Daily Archives: Oct. 14, 2008

When a date is engraved by disaster

Last spring, while I was talking to Donna Sue Smithhisler about how she was doing in the years since a massive tornado obliterated her dream home in rural Harper County, she confessed something to me.

She can’t write “May 12″ on a check without adding “2004″ to it.

That’s the day the tornado struck, moving so slowly over the Smithhisler homestead that it seemed to stop and churn in place on top of the house while Donna Sue and her husband, Dan, cowered in the basement. They were battered and bruised by debris, but managed to crawl out alive.

Ever since then, she said, “May 12 does mean that date,” and nothing else.

Ask any longtime resident of Udall what May 25 means to them, and they’ll instantly flash back to the tornado that wiped out the town on that night in 1955.

I’ve heard Oklahoma City residents refer to the monstrous tornado that struck in 1999 as, simply, “May 3rd.”

Say “April 26″ to any local meteorologist, and chances are pretty good they’ll flash back to the tornado that hit Haysville, Wichita and Andover on that date in 1991. Ironically, if you say that to a resident of Andover, chances are you’ll get a blank look.

So many new people have moved to that Wichita suburb in the last 15 years, city officials have told me, that “April 26″ doesn’t hold special significance for them. The same is true for many of Udall’s current residents.
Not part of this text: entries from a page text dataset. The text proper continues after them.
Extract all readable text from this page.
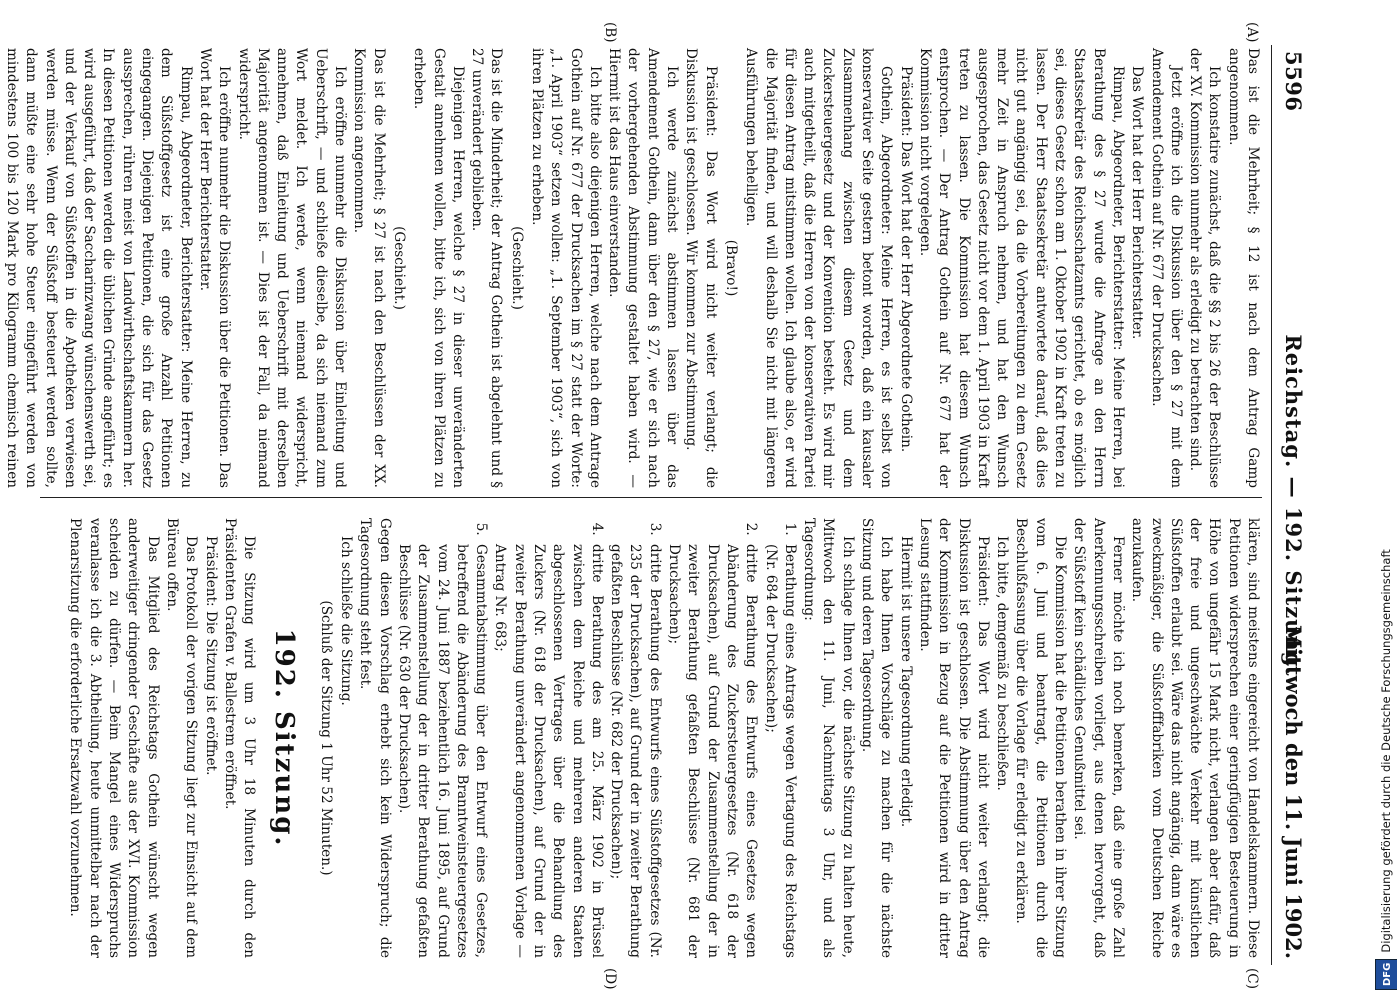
5596
Reichstag. — 192. Sitzung.
Mittwoch den 11. Juni 1902.
(A)
(B)
(C)
(D)

Das ist die Mehrheit; § 12 ist nach dem Antrag Gamp angenommen.

Ich konstatire zunächst, daß die §§ 2 bis 26 der Beschlüsse der XV. Kommission nunmehr als erledigt zu betrachten sind.

Jetzt eröffne ich die Diskussion über den § 27 mit dem Amendement Gothein auf Nr. 677 der Drucksachen.

Das Wort hat der Herr Berichterstatter.

Rimpau, Abgeordneter, Berichterstatter: Meine Herren, bei Berathung des § 27 wurde die Anfrage an den Herrn Staatssekretär des Reichsschatzamts gerichtet, ob es möglich sei, dieses Gesetz schon am 1. Oktober 1902 in Kraft treten zu lassen. Der Herr Staatssekretär antwortete darauf, daß dies nicht gut angängig sei, da die Vorbereitungen zu dem Gesetz mehr Zeit in Anspruch nehmen, und hat den Wunsch ausgesprochen, das Gesetz nicht vor dem 1. April 1903 in Kraft treten zu lassen. Die Kommission hat diesem Wunsch entsprochen. — Der Antrag Gothein auf Nr. 677 hat der Kommission nicht vorgelegen.

Präsident: Das Wort hat der Herr Abgeordnete Gothein.

Gothein, Abgeordneter: Meine Herren, es ist selbst von konservativer Seite gestern betont worden, daß ein kausaler Zusammenhang zwischen diesem Gesetz und dem Zuckersteuergesetz und der Konvention besteht. Es wird mir auch mitgetheilt, daß die Herren von der konservativen Partei für diesen Antrag mitstimmen wollen. Ich glaube also, er wird die Majorität finden, und will deshalb Sie nicht mit längeren Ausführungen behelligen.

(Bravo!)

Präsident: Das Wort wird nicht weiter verlangt; die Diskussion ist geschlossen. Wir kommen zur Abstimmung.

Ich werde zunächst abstimmen lassen über das Amendement Gothein, dann über den § 27, wie er sich nach der vorhergehenden Abstimmung gestaltet haben wird. — Hiermit ist das Haus einverstanden.

Ich bitte also diejenigen Herren, welche nach dem Antrage Gothein auf Nr. 677 der Drucksachen im § 27 statt der Worte: „1. April 1903“ setzen wollen: „1. September 1903“, sich von ihren Plätzen zu erheben.

(Geschieht.)

Das ist die Minderheit; der Antrag Gothein ist abgelehnt und § 27 unverändert geblieben.

Diejenigen Herren, welche § 27 in dieser unveränderten Gestalt annehmen wollen, bitte ich, sich von ihren Plätzen zu erheben.

(Geschieht.)

Das ist die Mehrheit; § 27 ist nach den Beschlüssen der XX. Kommission angenommen.

Ich eröffne nunmehr die Diskussion über Einleitung und Ueberschrift, — und schließe dieselbe, da sich niemand zum Wort meldet. Ich werde, wenn niemand widerspricht, annehmen, daß Einleitung und Ueberschrift mit derselben Majorität angenommen ist. — Dies ist der Fall, da niemand widerspricht.

Ich eröffne nunmehr die Diskussion über die Petitionen. Das Wort hat der Herr Berichterstatter.

Rimpau, Abgeordneter, Berichterstatter: Meine Herren, zu dem Süßstoffgesetz ist eine große Anzahl Petitionen eingegangen. Diejenigen Petitionen, die sich für das Gesetz aussprechen, rühren meist von Landwirthschaftskammern her. In diesen Petitionen werden die üblichen Gründe angeführt; es wird ausgeführt, daß der Saccharinzwang wünschenswerth sei, und der Verkauf von Süßstoffen in die Apotheken verwiesen werden müsse. Wenn der Süßstoff besteuert werden sollte, dann müßte eine sehr hohe Steuer eingeführt werden von mindestens 100 bis 120 Mark pro Kilogramm chemisch reinen

klären, sind meistens eingereicht von Handelskammern. Diese Petitionen widersprechen einer geringfügigen Besteuerung in Höhe von ungefähr 15 Mark nicht, verlangen aber dafür, daß der freie und ungeschwächte Verkehr mit künstlichen Süßstoffen erlaubt sei. Wäre das nicht angängig, dann wäre es zweckmäßiger, die Süßstofffabriken vom Deutschen Reiche anzukaufen.

Ferner möchte ich noch bemerken, daß eine große Zahl Anerkennungsschreiben vorliegt, aus denen hervorgeht, daß der Süßstoff kein schädliches Genußmittel sei.

Die Kommission hat die Petitionen berathen in ihrer Sitzung vom 6. Juni und beantragt, die Petitionen durch die Beschlußfassung über die Vorlage für erledigt zu erklären.

Ich bitte, demgemäß zu beschließen.

Präsident: Das Wort wird nicht weiter verlangt; die Diskussion ist geschlossen. Die Abstimmung über den Antrag der Kommission in Bezug auf die Petitionen wird in dritter Lesung stattfinden.

Hiermit ist unsere Tagesordnung erledigt.

Ich habe Ihnen Vorschläge zu machen für die nächste Sitzung und deren Tagesordnung.

Ich schlage Ihnen vor, die nächste Sitzung zu halten heute, Mittwoch den 11. Juni, Nachmittags 3 Uhr, und als Tagesordnung:

1. Berathung eines Antrags wegen Vertagung des Reichstags (Nr. 684 der Drucksachen);
2. dritte Berathung des Entwurfs eines Gesetzes wegen Abänderung des Zuckersteuergesetzes (Nr. 618 der Drucksachen), auf Grund der Zusammenstellung der in zweiter Berathung gefaßten Beschlüsse (Nr. 681 der Drucksachen);
3. dritte Berathung des Entwurfs eines Süßstoffgesetzes (Nr. 235 der Drucksachen), auf Grund der in zweiter Berathung gefaßten Beschlüsse (Nr. 682 der Drucksachen);
4. dritte Berathung des am 25. März 1902 in Brüssel zwischen dem Reiche und mehreren anderen Staaten abgeschlossenen Vertrages über die Behandlung des Zuckers (Nr. 618 der Drucksachen), auf Grund der in zweiter Berathung unverändert angenommenen Vorlage — Antrag Nr. 683;
5. Gesammtabstimmung über den Entwurf eines Gesetzes, betreffend die Abänderung des Branntweinsteuergesetzes vom 24. Juni 1887 beziehentlich 16. Juni 1895, auf Grund der Zusammenstellung der in dritter Berathung gefaßten Beschlüsse (Nr. 630 der Drucksachen).

Gegen diesen Vorschlag erhebt sich kein Widerspruch; die Tagesordnung steht fest.

Ich schließe die Sitzung.

(Schluß der Sitzung 1 Uhr 52 Minuten.)

192. Sitzung.

Die Sitzung wird um 3 Uhr 18 Minuten durch den Präsidenten Grafen v. Ballestrem eröffnet.

Präsident: Die Sitzung ist eröffnet.

Das Protokoll der vorigen Sitzung liegt zur Einsicht auf dem Büreau offen.

Das Mitglied des Reichstags Gothein wünscht wegen anderweitiger dringender Geschäfte aus der XVI. Kommission scheiden zu dürfen. — Beim Mangel eines Widerspruchs veranlasse ich die 3. Abtheilung, heute unmittelbar nach der Plenarsitzung die erforderliche Ersatzwahl vorzunehmen.

DFGDigitalisierung gefördert durch die Deutsche Forschungsgemeinschaft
In some ways, that’s good. It helps a community heal and move forward. But it’s a mistake to discard the past. When that happens, people fail to properly acknowledge the loss, the suffering, the changes such events bring.

Just as importantly, they can lose sight of the spirit, strength and courage it took to recover. After all, those are the qualities that ultimately define a community, moreso than a few historic buildings or the disaster that engraves itself in the collective memory.